The Baltimore County Council may make it easier for police to crack down on illicit massages by eliminating a legal loophole that prosecutors say makes it difficult to convict some offenders.
The council yesterday discussed a bill, slated to be voted on Tuesday, that would allow police to arrest anyone "offering to administer a massage without a license."
Howard B. Merker, deputy state's attorney, said county codes prohibit a person from "administering a massage without a license."
But he said that makes it difficult to prosecute an unlicensed masseuse who agrees to perform an illicit service with an undercover police officer, but then changes her mind when she realizes the customer is a police officer.
Merker said that as a matter of policy, Baltimore County police officers are prohibited from disrobing or performing sexual acts as part of an investigation.
Such practices in an undercover sting in Howard County in 1995 led to the dismissal of most of the charges and a comprehensive review of the Howard Police Department's undercover policies.
The Baltimore County bill making it illegal to offer a massage without a license has the endorsement of the Baltimore County police.
Merker said that after a yearlong crackdown by the police, some unlicensed masseuses have begun to realize that if a customer is reluctant to disrobe, they might be dealing with a police officer.
"The officers can't completely disrobe, and sometimes that tips the women off, so this will make enforcement that much easier," said Bill Toohey, a county police spokesman.
Merker requested the wording change a few months ago after he saw a pattern of three or four cases in which women offering massages returned money to undercover officers.
"Some of the more intelligent illegal masseuses began to realize that if they were dealing with a cop they should give him his money back," he said. "Because the law says only that they may not administer a massage, and says nothing about the offering of a massage, they hadn't done anything wrong according to the present law."
He said the county licensing code could be an effective tool for cracking down on illegal masseuses, but that for a conviction, the women must be "administering a massage."
Merker said the maximum penalty for county violations is six months in jail or a $1,000 fine, he said. He said about 80 cases have been prosecuted, and another 20 cases are awaiting trial.
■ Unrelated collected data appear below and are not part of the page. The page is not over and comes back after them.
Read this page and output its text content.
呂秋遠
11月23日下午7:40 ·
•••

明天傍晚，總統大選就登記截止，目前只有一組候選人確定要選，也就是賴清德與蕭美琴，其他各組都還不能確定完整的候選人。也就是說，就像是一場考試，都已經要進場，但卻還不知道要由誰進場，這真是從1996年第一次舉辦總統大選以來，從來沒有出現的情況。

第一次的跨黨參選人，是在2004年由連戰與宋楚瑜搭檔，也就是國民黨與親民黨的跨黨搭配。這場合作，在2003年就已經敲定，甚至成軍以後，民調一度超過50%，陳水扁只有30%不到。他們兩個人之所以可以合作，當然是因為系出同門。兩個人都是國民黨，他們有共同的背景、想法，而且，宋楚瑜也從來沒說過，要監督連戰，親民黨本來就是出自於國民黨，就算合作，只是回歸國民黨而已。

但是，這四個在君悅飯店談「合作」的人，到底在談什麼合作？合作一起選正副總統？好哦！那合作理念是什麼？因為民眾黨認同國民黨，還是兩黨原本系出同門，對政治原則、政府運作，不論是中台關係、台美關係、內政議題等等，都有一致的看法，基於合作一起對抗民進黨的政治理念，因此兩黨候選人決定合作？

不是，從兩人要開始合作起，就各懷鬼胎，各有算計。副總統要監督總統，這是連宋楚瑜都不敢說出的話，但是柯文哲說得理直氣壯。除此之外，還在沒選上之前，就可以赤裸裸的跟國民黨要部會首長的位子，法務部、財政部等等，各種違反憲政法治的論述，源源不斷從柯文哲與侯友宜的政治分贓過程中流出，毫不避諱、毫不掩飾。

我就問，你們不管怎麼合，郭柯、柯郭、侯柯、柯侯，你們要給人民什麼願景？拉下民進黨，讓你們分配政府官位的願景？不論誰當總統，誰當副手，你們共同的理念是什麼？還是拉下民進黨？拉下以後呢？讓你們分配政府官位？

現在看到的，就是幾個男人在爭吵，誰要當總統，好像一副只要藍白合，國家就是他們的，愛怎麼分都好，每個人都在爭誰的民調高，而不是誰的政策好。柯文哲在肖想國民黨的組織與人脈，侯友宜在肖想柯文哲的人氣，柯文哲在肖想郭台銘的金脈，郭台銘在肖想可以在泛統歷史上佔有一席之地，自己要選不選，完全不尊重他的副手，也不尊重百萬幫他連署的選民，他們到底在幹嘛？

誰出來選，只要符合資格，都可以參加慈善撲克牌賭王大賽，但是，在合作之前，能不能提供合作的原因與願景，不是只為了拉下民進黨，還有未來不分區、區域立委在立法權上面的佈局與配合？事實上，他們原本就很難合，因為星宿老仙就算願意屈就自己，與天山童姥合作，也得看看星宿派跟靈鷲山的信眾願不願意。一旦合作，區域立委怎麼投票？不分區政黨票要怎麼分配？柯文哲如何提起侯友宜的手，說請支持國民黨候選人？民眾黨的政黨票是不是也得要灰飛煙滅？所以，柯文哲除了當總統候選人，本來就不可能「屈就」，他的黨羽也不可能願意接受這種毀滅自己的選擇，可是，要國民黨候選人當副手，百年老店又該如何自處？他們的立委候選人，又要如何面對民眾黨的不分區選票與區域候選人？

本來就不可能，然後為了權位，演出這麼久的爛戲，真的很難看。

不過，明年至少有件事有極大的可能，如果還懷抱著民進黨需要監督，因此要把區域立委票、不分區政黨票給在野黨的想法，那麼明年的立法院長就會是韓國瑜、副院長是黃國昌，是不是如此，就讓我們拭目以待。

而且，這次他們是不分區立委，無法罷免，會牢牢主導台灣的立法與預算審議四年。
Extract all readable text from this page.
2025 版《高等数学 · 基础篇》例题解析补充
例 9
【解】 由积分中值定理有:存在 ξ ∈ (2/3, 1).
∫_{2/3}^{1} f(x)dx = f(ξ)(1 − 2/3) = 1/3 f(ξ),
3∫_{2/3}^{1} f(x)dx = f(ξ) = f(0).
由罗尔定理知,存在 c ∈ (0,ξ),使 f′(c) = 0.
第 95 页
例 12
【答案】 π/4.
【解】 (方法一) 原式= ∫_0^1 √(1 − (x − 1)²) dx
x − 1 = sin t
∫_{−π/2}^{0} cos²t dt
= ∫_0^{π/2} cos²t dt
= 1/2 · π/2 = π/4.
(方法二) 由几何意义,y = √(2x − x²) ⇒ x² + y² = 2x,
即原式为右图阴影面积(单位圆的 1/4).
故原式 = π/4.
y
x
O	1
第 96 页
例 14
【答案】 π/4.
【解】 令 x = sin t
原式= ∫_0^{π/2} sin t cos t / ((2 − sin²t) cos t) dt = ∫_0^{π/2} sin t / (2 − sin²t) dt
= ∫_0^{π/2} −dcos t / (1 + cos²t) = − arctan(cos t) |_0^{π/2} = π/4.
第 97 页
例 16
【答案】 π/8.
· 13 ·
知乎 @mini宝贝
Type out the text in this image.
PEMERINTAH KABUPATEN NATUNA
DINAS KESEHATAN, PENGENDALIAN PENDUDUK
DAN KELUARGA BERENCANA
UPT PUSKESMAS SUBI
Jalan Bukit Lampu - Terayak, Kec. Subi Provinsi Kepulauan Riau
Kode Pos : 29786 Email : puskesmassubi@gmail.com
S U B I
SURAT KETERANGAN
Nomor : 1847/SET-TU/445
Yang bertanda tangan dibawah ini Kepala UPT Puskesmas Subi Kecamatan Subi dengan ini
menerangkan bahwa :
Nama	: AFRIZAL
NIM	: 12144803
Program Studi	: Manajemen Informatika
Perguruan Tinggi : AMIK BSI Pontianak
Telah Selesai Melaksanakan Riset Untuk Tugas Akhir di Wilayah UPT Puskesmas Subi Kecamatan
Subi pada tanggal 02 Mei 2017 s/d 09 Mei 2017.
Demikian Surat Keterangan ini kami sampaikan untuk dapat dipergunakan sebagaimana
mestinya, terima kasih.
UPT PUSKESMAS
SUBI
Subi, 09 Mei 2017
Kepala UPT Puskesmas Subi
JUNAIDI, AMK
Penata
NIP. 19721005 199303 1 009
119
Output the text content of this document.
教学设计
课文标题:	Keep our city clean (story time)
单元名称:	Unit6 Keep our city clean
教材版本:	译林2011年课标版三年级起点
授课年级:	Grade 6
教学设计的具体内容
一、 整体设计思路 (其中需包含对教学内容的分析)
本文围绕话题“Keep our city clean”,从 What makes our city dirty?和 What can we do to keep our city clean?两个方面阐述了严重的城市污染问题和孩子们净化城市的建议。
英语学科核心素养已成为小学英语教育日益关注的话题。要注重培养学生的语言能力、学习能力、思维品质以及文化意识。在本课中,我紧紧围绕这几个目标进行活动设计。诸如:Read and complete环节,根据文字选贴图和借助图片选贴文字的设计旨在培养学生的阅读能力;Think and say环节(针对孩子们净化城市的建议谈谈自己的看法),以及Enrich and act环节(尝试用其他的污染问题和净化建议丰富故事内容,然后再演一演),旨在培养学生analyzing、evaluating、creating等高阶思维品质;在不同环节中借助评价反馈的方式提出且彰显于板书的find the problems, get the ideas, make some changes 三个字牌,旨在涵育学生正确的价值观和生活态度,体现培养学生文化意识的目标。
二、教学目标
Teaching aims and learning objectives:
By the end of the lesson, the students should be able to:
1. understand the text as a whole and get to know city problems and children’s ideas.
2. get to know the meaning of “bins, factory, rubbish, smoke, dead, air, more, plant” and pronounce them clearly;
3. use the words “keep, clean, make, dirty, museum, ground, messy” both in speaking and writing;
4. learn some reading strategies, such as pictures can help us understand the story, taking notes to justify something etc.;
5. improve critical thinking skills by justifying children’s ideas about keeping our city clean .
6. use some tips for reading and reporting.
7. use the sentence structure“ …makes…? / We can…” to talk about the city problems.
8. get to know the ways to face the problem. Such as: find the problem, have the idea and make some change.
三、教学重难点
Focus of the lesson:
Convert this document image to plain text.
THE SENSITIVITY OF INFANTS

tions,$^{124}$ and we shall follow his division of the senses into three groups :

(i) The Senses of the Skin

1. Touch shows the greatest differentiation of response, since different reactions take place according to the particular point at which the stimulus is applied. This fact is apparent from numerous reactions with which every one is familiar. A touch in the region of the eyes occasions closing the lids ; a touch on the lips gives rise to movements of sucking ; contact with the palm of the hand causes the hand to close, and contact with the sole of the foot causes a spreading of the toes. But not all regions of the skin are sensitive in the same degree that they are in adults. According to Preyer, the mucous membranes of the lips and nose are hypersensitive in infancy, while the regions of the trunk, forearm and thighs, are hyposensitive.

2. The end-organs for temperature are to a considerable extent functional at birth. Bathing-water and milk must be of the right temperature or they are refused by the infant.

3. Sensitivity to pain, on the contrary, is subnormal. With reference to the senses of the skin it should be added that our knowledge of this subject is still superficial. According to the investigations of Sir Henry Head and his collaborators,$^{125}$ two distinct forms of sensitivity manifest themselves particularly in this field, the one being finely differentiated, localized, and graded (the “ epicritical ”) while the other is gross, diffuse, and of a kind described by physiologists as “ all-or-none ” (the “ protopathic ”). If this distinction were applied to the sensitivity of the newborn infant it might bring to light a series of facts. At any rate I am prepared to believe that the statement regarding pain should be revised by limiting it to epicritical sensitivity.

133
He said that most offenders have been convicted and were given probation before judgment and fines of about $150.
Merker said that in cases where unlicensed masseuses offer to perform sexual intercourse, they also are charged with solicitation to commit prostitution, a violation of state law that does not require performance of a sex act.
Police began cracking down on illegal masseuses in December 1997 when investigators began hearing reports about an increase in sexually oriented activity, Merker said, some of it promoted through newspaper advertisements.
Merker said the crackdown is intended to prevent other crimes, such as robberies.